As UK participants returned from last week’s European Health Forum in Gastein (read more), Austria, newspaper headlines calling for “Cuts in wasteful NHS bureaucracy” and “Pay freezes for high earners” will have reinforced the messages they heard. Debate focused on the impact of the financial crisis on health and what governments should do about it. While saving money by reducing waste in Europe’s” inefficient health systems” was one message, the central one was that health is largely determined by factors outside the health system, and that the rallying cry’s should be “social justice” and “jobs for health.”

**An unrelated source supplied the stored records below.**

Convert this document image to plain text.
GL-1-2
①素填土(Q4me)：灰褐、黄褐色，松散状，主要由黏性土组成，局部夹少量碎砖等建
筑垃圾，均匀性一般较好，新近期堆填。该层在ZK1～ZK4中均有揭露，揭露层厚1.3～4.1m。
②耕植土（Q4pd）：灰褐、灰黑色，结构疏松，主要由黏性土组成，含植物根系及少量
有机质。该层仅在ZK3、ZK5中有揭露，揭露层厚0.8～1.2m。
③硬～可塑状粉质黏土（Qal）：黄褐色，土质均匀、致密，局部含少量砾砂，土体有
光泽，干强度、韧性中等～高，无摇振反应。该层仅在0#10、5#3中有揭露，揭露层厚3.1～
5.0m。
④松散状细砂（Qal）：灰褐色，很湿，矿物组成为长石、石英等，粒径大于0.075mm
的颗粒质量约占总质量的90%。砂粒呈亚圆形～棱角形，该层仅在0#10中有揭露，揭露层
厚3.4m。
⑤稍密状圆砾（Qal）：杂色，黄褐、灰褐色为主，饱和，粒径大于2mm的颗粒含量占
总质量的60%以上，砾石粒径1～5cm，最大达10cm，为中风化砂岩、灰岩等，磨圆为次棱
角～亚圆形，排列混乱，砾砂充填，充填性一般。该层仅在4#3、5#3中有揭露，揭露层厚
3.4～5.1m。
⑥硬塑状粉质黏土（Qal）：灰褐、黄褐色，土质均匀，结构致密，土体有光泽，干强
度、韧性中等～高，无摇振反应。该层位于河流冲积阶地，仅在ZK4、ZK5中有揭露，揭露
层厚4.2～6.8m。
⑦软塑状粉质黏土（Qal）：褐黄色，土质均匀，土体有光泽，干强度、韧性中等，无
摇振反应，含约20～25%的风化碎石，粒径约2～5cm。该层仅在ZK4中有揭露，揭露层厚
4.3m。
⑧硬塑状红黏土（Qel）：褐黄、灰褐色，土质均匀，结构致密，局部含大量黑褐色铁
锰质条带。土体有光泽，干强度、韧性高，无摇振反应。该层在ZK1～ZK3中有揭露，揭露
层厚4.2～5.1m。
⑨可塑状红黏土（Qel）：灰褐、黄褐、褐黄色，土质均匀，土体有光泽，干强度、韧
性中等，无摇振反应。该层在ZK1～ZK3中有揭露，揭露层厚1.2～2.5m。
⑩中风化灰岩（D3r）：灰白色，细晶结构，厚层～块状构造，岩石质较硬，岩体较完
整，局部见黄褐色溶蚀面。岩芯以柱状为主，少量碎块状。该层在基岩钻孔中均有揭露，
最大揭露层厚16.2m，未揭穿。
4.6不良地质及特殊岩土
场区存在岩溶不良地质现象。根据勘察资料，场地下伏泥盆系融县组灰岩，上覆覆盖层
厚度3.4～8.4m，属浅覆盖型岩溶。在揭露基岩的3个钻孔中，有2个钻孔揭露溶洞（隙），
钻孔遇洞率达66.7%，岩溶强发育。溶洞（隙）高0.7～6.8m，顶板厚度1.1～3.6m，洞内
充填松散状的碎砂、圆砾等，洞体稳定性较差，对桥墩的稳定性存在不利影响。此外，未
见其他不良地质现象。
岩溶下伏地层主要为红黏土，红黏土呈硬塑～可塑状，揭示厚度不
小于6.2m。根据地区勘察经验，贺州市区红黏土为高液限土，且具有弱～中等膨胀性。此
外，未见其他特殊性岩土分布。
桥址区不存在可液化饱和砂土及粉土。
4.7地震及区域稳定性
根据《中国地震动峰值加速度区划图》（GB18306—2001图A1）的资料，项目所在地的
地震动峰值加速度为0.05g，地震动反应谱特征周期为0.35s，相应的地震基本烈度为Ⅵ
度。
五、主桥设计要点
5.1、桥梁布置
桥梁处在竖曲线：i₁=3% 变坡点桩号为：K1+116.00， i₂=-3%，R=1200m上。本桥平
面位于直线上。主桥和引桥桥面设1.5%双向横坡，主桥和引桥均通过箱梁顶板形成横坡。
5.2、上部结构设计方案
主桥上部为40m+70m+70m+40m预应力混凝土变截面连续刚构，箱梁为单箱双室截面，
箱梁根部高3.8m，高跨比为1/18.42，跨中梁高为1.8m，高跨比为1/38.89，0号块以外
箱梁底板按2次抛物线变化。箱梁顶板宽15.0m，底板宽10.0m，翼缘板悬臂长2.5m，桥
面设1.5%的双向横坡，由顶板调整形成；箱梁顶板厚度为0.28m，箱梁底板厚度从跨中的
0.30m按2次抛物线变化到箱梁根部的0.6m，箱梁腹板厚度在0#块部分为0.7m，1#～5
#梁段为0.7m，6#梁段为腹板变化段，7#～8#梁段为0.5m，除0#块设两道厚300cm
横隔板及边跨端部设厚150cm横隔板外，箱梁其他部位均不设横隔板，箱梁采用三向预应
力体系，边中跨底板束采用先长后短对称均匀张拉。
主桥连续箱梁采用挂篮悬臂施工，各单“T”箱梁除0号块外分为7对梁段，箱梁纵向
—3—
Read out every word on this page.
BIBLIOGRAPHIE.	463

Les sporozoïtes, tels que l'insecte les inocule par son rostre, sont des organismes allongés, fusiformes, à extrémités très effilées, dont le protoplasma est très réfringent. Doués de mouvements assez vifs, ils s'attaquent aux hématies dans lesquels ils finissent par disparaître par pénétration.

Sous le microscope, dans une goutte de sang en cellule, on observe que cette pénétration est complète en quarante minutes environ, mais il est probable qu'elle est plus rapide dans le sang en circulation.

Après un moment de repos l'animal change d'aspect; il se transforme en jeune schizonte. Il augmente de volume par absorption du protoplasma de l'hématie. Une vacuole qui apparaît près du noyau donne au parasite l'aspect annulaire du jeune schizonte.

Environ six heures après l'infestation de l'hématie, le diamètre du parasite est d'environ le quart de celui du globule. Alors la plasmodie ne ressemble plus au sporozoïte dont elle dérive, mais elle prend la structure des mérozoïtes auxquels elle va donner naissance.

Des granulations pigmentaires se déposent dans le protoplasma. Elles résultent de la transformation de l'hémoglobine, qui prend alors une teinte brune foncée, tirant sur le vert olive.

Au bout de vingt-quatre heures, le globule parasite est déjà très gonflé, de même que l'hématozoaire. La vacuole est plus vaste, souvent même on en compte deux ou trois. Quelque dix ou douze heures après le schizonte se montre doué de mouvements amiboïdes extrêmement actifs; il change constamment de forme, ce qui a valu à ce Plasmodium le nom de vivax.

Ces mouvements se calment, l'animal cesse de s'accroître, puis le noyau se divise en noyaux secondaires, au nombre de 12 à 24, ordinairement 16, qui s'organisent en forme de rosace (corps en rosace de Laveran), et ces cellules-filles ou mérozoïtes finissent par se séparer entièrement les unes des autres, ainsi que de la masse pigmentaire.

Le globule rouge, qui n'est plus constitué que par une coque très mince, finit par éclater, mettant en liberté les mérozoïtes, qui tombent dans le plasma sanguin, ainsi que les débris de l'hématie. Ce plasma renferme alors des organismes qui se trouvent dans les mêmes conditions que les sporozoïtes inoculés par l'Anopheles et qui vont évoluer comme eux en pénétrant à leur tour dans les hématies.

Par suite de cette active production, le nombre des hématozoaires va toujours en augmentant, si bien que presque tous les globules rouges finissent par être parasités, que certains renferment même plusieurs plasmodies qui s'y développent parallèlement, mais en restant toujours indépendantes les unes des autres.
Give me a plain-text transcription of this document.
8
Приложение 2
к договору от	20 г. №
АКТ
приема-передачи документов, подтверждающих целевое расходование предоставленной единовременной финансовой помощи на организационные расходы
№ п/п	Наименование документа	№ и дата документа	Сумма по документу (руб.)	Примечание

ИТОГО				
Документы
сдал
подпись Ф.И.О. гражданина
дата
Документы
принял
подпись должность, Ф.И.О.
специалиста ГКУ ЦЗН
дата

Few other meetings rival the Gastein forum as a place to listen and network with Europe’s policy cognoscenti. The pace is demanding and the lingua franca hard to follow, but you can corner people who are usually hard to track down. Among them the EU officials who run Europe’s public health programmes and research arms, MEPs, staff from the European Observatory, WHO Europe officials, and a smorgasbord of other public health experts, researchers, patient organisations, health professionals and industry representatives from the 53 countries that make up the WHO Europe region.
Robert Madelin, the head of DG SANCO (the EU’s Directorate General for Health and Consumer Affairs) describes Gastein as a key event on Europe’s health calendar but the Gastein organisers show no signs of complacency. Their investment for a healthy future has included bringing in new blood and establishing an annual European health award.
These look to have been good moves. This year an enthusiastic clutch of “Young Gasteiners” were prominent among the well seasoned Gastein hands. I talked to one from the UK, who explained that member states of the EU27 had each been asked to select two promising recruits; hand picked on the basis of CV’s which suggested strong research or policy making potential – along with the ability to speak English.
Their presence was enlivening, and they also made themselves useful. They filmed the famous, captured their sound bites, added picturesque views, chose the background music and made “Gastein the Movie.” The aim was to “capture the essence of the meeting” in a 10 minute video, EHFG2009: The Movie. The 10 minute video got plenty of applause when it was played at the end of the meeting and so did the winner of this years European Health Award for a cross border initiative that judges thought had reaped dividends. The ceremony was Oscar-style, and the prize went to primary care researchers in the Netherlands.
No blog could cover the content of the many Gastein sessions, which this year included plenaries and parallel sessions on sustainability of health systems, health inequalities, health technology assessment, knowledge transfer, and the mobility of health professionals. Nor is it easy to transmit the optimism that was in the air. The belief that, somehow, the recession might make countries in Europe focus on the desirability and value – not least to health and social welfare – of reducing their growing socio- economic divides. Evidence that this happening is thin on the ground, although the post-crisis experience of Iceland provides a welcome glimmer of hope.
When you return from a conference nuggets stick in the brain. The hordes of people in Munich central station, bent on celebrating Oktoberfest – untouched, it would seem, by the gloom of the recession. The outbursts of several delegates about the unconscionable amount of money countries are spending on swine flu. And the nervous references to the health impact of social networking sites. In the Netherlands the failure to achieve an HPV vaccine target coverage of 70% has been laid squarely at the door of teenage girls propagating misinformation by twitters.
Tessa Richards is an assistant editor with the BMJ.